It did leave the factory. That was a take-out from an MJ ... the owner replaced it with an XJ combo valve.

 

No, I haven't sliced another to see if it has the same problem. I only have one more, and I'm not willing to cut it apart. I suppose I should just probe and see how deep the hole goes.

 

What I'm seeing right now is behind the top fitting is a plunger that is pushed against the opening to close the port. The plunger is held against the opening with a spring that is adjusted by the position of the lever arm. This spring and the small diameter plunger regulates the pressure of the rear lines and responds to accordingly to more right foot forces, but always less than the front pressure with light loads. This would mean the full time pressure would be available at the top fitting, not the side one.

I'm confused on the second line. I'm thinking when there is a front brake failure full pressure is available to the side inlet of the proportioning valve and forces the plunger up and closes the inlet, thus allowing full pressure to the drums. The problem is how is this line bled. This line could only be bled by causing a pressure imbalance, front to rear (as stated in FSM?) and cracking the fitting at the prop valve.
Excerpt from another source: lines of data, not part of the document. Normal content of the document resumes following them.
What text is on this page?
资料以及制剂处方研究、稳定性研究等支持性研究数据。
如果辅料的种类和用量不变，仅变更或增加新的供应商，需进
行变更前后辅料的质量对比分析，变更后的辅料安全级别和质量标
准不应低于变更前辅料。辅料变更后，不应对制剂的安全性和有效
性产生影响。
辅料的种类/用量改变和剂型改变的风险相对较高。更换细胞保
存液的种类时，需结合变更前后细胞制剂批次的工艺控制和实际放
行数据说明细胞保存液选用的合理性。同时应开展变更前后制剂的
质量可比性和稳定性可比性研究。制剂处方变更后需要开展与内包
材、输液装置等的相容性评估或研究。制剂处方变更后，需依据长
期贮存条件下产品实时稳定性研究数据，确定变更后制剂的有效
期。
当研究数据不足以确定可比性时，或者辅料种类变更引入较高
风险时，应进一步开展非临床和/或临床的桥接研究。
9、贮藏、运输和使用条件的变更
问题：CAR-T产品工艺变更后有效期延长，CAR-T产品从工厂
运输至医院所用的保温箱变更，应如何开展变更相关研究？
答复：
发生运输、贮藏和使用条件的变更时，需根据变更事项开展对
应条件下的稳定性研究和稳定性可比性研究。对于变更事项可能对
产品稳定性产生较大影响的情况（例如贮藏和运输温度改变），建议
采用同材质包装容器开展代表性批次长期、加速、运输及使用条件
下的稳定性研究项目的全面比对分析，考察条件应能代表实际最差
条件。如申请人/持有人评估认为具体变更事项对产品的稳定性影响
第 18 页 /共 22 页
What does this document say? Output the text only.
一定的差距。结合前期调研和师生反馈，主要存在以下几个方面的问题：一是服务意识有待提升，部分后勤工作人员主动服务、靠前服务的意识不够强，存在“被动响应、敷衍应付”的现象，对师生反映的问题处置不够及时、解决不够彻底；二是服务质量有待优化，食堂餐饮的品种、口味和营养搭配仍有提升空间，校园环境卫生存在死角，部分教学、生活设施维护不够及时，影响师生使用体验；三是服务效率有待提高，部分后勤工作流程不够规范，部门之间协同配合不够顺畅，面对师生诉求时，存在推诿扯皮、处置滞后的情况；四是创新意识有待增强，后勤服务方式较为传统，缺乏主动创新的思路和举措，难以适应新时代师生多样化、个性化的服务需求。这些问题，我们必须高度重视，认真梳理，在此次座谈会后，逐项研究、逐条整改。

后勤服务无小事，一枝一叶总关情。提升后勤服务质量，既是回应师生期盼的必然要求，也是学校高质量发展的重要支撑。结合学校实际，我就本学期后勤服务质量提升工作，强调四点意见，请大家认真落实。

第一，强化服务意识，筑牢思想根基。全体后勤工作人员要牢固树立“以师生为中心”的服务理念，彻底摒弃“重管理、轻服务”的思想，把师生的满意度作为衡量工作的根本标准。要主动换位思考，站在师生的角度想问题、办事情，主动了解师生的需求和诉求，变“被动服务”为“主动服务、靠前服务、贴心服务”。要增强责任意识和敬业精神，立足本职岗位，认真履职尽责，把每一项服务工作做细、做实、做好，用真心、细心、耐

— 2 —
I recently posted the text from the FSM on bleeding the MJ brakes. The second line is a by-pass line that is active only if the front brake circuit loses pressure. In that case, the slider in the top of the front combo valve moves and allows fluid to flow through the by-pass circuit (which, of course, was blocked in the MJ front combo valve I sliced in half). Bleeding requires opening a bleed screw on a front caliper to simulate a front brake failure, allowing the by-pass circuit to be bled. Then you close the bleeder and bleed all four wheels normally.